L'Ing Liborio Macaluso, autore dell'articolo ed esperto di
trasporto multimodale di merci pericolose, sarà docente del
Webinar programmato per giovedì 20 novembre, in cui saranno
presentate le novità dell'Accordo Multilaterale M368, appena
sottoscritto dall'Italia, in sostituzione del precedente M329.
Il webinar è gratuito e riservato agli
abbonati del Canale informativo OrangeNews.
Tornando alle novità degli ultimi giorni, che
trovate commentate nella sezione News, segnaliamo, a livello
nazionale,
l'attesa pubblicazione del D.L. Sicurezza, la
firma dell'Italia all'Accordo
Multilaterale M368 che consente alcune deroghe all'applicazione
dell'ADR nel trasporto rifiuti e va a sostituire il vecchio M329
(oggetto del webinar), e, sempre per il trasporto merci
pericolose, un decreto che modifica le norme provvisorie per il trasporto marittimo alla rinfusa delle merci pericolose allo stato gassoso.
Infine il Mase ha stabilito le modalità operative da
seguire qualora i servizi del Rentri risultino temporaneamente
non disponibili. Dall'Europa la Commissione ha introdotto il modello unico che le imprese dovranno utilizzare, a partire dal 18 novembre 2025, per presentare la
domanda di riconoscimento dei progetti "strategici" sulle materie prime critiche.
Nella sezione “APPROFONDIMENTI”,
troverete un nuovo contributo di Simonetta Dall'Ava che
ci parla della revisione (la sesta, COM (2025) 418)
della Direttiva cancerogeni, presentata il 18 luglio 2025, con
la proposta di fissare nuovi limiti di esposizione per il
cobalto e i suoi composti inorganici.
Per concludere, nella sezione "JURIS",
due nuovi commenti a sentenze a cura dell'Avvocato Daniele
Zaniolo. Il primo riguarda una sentenza di
condanna di un preposto con cui gli ermellini
chiariscono in cosa consista la posizione di garanzia
di questa figura. Il secondo è un commento ad una sentenza
su un caso che vedeva coinvolti tre imputati accusati di
omicidio colposo e affronta la questione di come l’appartenenza a un’organizzazione complessa richieda un’analisi specifica delle responsabilità effettivamente esercitate e non di quella che può emergere soltanto dalla qualificazione contrattuale.

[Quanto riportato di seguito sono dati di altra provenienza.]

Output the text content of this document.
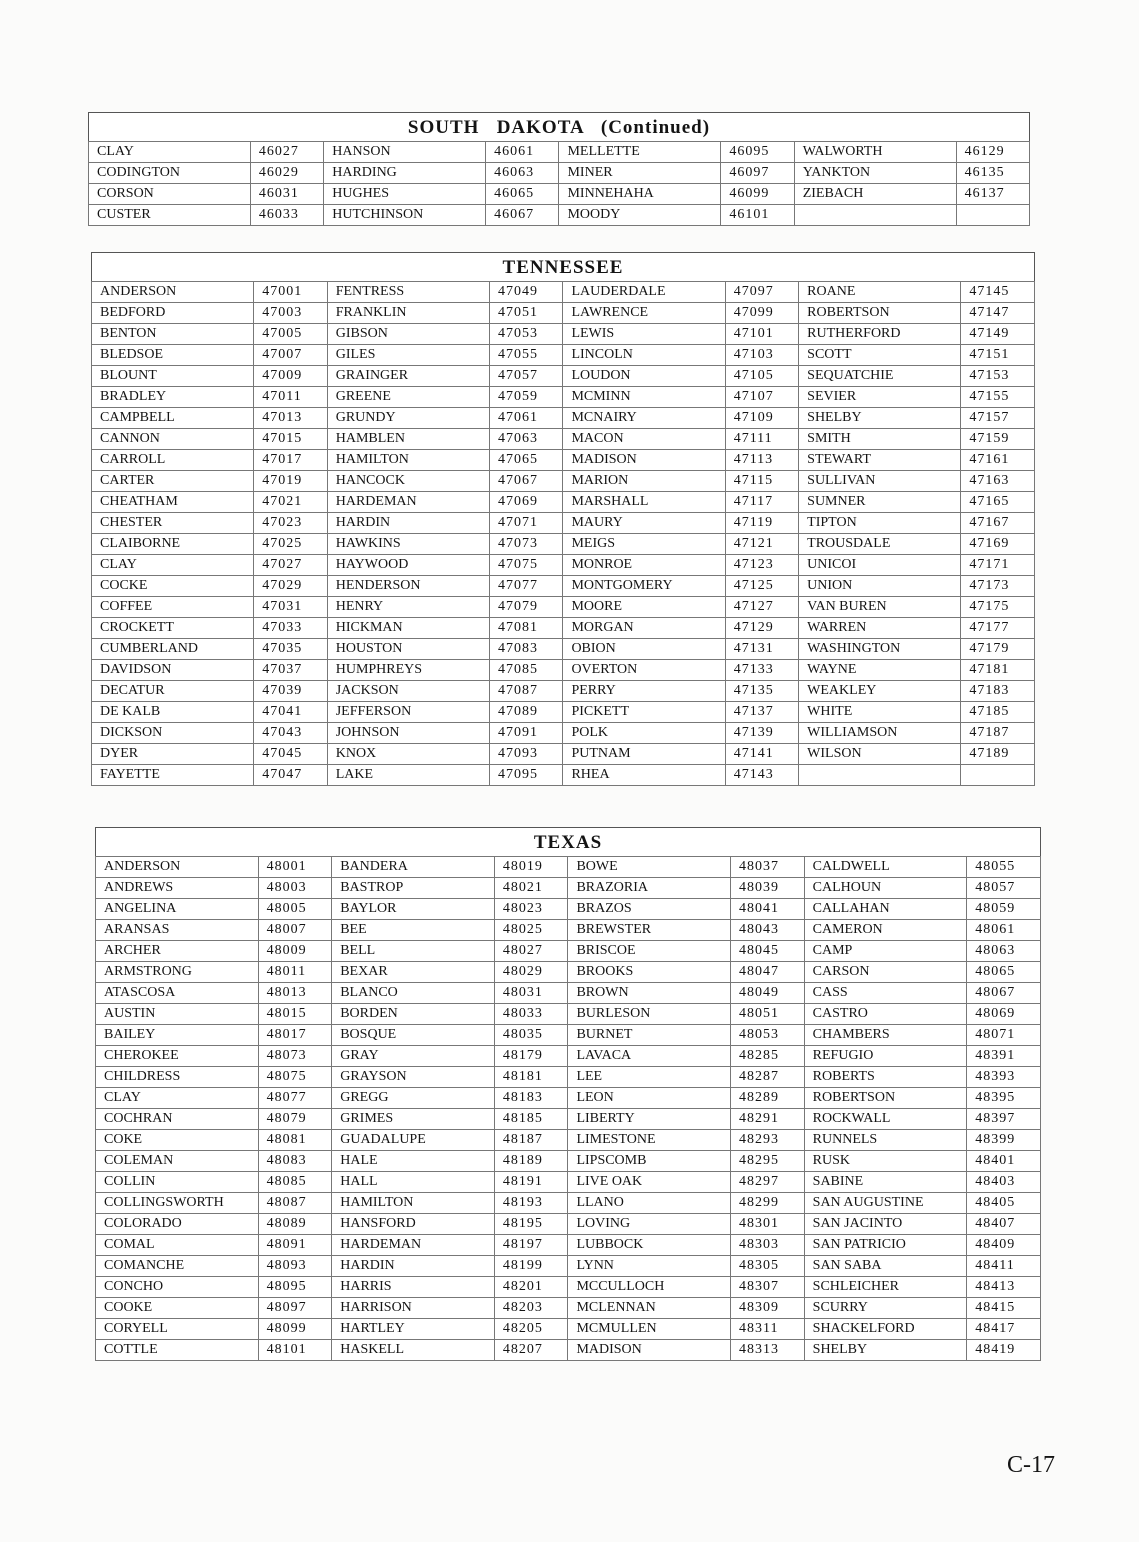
SOUTH   DAKOTA   (Continued)							
CLAY	46027	HANSON	46061	MELLETTE	46095	WALWORTH	46129
CODINGTON	46029	HARDING	46063	MINER	46097	YANKTON	46135
CORSON	46031	HUGHES	46065	MINNEHAHA	46099	ZIEBACH	46137
CUSTER	46033	HUTCHINSON	46067	MOODY	46101		
TENNESSEE							
ANDERSON	47001	FENTRESS	47049	LAUDERDALE	47097	ROANE	47145
BEDFORD	47003	FRANKLIN	47051	LAWRENCE	47099	ROBERTSON	47147
BENTON	47005	GIBSON	47053	LEWIS	47101	RUTHERFORD	47149
BLEDSOE	47007	GILES	47055	LINCOLN	47103	SCOTT	47151
BLOUNT	47009	GRAINGER	47057	LOUDON	47105	SEQUATCHIE	47153
BRADLEY	47011	GREENE	47059	MCMINN	47107	SEVIER	47155
CAMPBELL	47013	GRUNDY	47061	MCNAIRY	47109	SHELBY	47157
CANNON	47015	HAMBLEN	47063	MACON	47111	SMITH	47159
CARROLL	47017	HAMILTON	47065	MADISON	47113	STEWART	47161
CARTER	47019	HANCOCK	47067	MARION	47115	SULLIVAN	47163
CHEATHAM	47021	HARDEMAN	47069	MARSHALL	47117	SUMNER	47165
CHESTER	47023	HARDIN	47071	MAURY	47119	TIPTON	47167
CLAIBORNE	47025	HAWKINS	47073	MEIGS	47121	TROUSDALE	47169
CLAY	47027	HAYWOOD	47075	MONROE	47123	UNICOI	47171
COCKE	47029	HENDERSON	47077	MONTGOMERY	47125	UNION	47173
COFFEE	47031	HENRY	47079	MOORE	47127	VAN BUREN	47175
CROCKETT	47033	HICKMAN	47081	MORGAN	47129	WARREN	47177
CUMBERLAND	47035	HOUSTON	47083	OBION	47131	WASHINGTON	47179
DAVIDSON	47037	HUMPHREYS	47085	OVERTON	47133	WAYNE	47181
DECATUR	47039	JACKSON	47087	PERRY	47135	WEAKLEY	47183
DE KALB	47041	JEFFERSON	47089	PICKETT	47137	WHITE	47185
DICKSON	47043	JOHNSON	47091	POLK	47139	WILLIAMSON	47187
DYER	47045	KNOX	47093	PUTNAM	47141	WILSON	47189
FAYETTE	47047	LAKE	47095	RHEA	47143		
TEXAS							
ANDERSON	48001	BANDERA	48019	BOWE	48037	CALDWELL	48055
ANDREWS	48003	BASTROP	48021	BRAZORIA	48039	CALHOUN	48057
ANGELINA	48005	BAYLOR	48023	BRAZOS	48041	CALLAHAN	48059
ARANSAS	48007	BEE	48025	BREWSTER	48043	CAMERON	48061
ARCHER	48009	BELL	48027	BRISCOE	48045	CAMP	48063
ARMSTRONG	48011	BEXAR	48029	BROOKS	48047	CARSON	48065
ATASCOSA	48013	BLANCO	48031	BROWN	48049	CASS	48067
AUSTIN	48015	BORDEN	48033	BURLESON	48051	CASTRO	48069
BAILEY	48017	BOSQUE	48035	BURNET	48053	CHAMBERS	48071
CHEROKEE	48073	GRAY	48179	LAVACA	48285	REFUGIO	48391
CHILDRESS	48075	GRAYSON	48181	LEE	48287	ROBERTS	48393
CLAY	48077	GREGG	48183	LEON	48289	ROBERTSON	48395
COCHRAN	48079	GRIMES	48185	LIBERTY	48291	ROCKWALL	48397
COKE	48081	GUADALUPE	48187	LIMESTONE	48293	RUNNELS	48399
COLEMAN	48083	HALE	48189	LIPSCOMB	48295	RUSK	48401
COLLIN	48085	HALL	48191	LIVE OAK	48297	SABINE	48403
COLLINGSWORTH	48087	HAMILTON	48193	LLANO	48299	SAN AUGUSTINE	48405
COLORADO	48089	HANSFORD	48195	LOVING	48301	SAN JACINTO	48407
COMAL	48091	HARDEMAN	48197	LUBBOCK	48303	SAN PATRICIO	48409
COMANCHE	48093	HARDIN	48199	LYNN	48305	SAN SABA	48411
CONCHO	48095	HARRIS	48201	MCCULLOCH	48307	SCHLEICHER	48413
COOKE	48097	HARRISON	48203	MCLENNAN	48309	SCURRY	48415
CORYELL	48099	HARTLEY	48205	MCMULLEN	48311	SHACKELFORD	48417
COTTLE	48101	HASKELL	48207	MADISON	48313	SHELBY	48419
C-17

Il nuovo Accordo Multilaterale M368 che
sostituisce l'M329
WEBINAR giovedì 20 novembre – 10.00-12.00
Il
21 settembre scorso è scaduto l’Accordo
Multilaterale M329 che consentiva alcune deroghe
e semplificazioni per il trasporto su strada di
rifiuti contenenti sostanze pericolose, rispetto
alle disposizione dell’ADR. In data 12 settembre 2025,
l’Austria ha pubblicato sul sito dell’UNECE la proposta
di testo del nuovo
Accordo Multilaterale M368, che va a sostituire
l’M329, in modo da poter dare continuità ad alcune
disposizioni in esso contenute e poter usufruire
delle deroghe e delle semplificazioni da parte dei
Paesi sottoscrittori. L'Italia ha appena comunicato
di aver, anche lei, sottoscritto l'Accordo.
Le deroghe più importanti
riguardano:
• Aerosol (bombolette spray)
• Omologazione imballaggi
• Il trasporto di rifiuti a rischio infettivo
• Descrizione delle miscele
• Rifiuti pericolosi per l’ambiente
• Macchine e apparecchiature che contengono materie
pericolose
• Imballaggi vuoti
Il presente Webinar rappresenta
il secondo appuntamento gratuito riservato agli
abbonati al canale informativo OrangeNews per l'anno
2026. L'Ing Liborio Macaluso spiegherà
cosa prevede il nuovo Accordo, cosa mantiene delle
vecchie disposizioni ed in cosa cambia.